Sacramento, Calif. — Secretary Chu’s decision to remove hydrogen R&D and hydrogen fuel cell vehicle demonstration programs from the Department of Energy’s 2010 budget request is a great disappointment and must be reconsidered.
“Hydrogen fuel cell vehicles have progressed to the point where some automakers are ready to begin early commercialization,” said CaFCP’s executive director, Catherine Dunwoody. “Stopping federal investment at this point is like a coach pulling back an Olympic athlete who has trained for years, just as the trials begin. We can’t wait for the next round. We’re ready to go.”
Working together, scientists and engineers from industry, government and academia have consistently met or exceeded the DOE Hydrogen Program’s ambitious goals for energy efficiency, vehicle range, system durability, and reduced cost both in the lab and on the road. It’s surprising that a program that consistently meets its goals and shows tremendous progress would have its funding deferred.
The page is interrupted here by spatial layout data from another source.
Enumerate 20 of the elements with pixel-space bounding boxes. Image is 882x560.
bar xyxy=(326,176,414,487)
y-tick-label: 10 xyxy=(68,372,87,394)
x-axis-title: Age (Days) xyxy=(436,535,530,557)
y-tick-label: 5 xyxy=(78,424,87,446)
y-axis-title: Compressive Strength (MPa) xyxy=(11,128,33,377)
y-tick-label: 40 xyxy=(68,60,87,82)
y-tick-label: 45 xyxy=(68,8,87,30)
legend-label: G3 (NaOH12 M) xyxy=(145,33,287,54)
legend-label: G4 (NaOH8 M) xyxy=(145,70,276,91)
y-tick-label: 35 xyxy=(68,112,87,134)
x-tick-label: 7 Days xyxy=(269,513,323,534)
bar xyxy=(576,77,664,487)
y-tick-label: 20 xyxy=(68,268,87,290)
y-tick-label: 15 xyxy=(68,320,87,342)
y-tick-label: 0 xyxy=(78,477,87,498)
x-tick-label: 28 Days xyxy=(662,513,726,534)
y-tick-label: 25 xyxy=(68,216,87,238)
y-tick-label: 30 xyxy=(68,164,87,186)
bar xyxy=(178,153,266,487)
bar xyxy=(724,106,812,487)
Dunwoody continued, “We are on our way toward commercially viable zero-emission vehicles that will meet Americans’ needs for full function, long range vehicles using domestically produced fuel that cuts greenhouse gases by 50% or more.”
“I invite Secretary Chu and President Obama to drive one of the 300-plus hydrogen fuel cell vehicles automakers and transit agencies have already placed on the road. We can deliver passenger FCVs to their doorsteps in Washington DC, and they can fuel at the Shell hydrogen station nearby. Like the hundreds of thousands of Americans who have driven in these vehicles, their experience will convince them to participate in the final stretch of bringing these clean, fuel-efficient vehicles to market.”
In March of this year, the California Fuel Cell Partnership released a plan for the first phase of an early commercial market for hydrogen fuel cell vehicles. The “action plan” includes real numbers of fuel cell vehicles that the automakers are planning to place in California – 4,300 by 2014 and nearly 50,000 by 2017. It calls for a network of retail hydrogen stations to provide fuel for the first fuel cell vehicle customers. The State of California marked their continued support for hydrogen by committing $40 million toward these retail stations.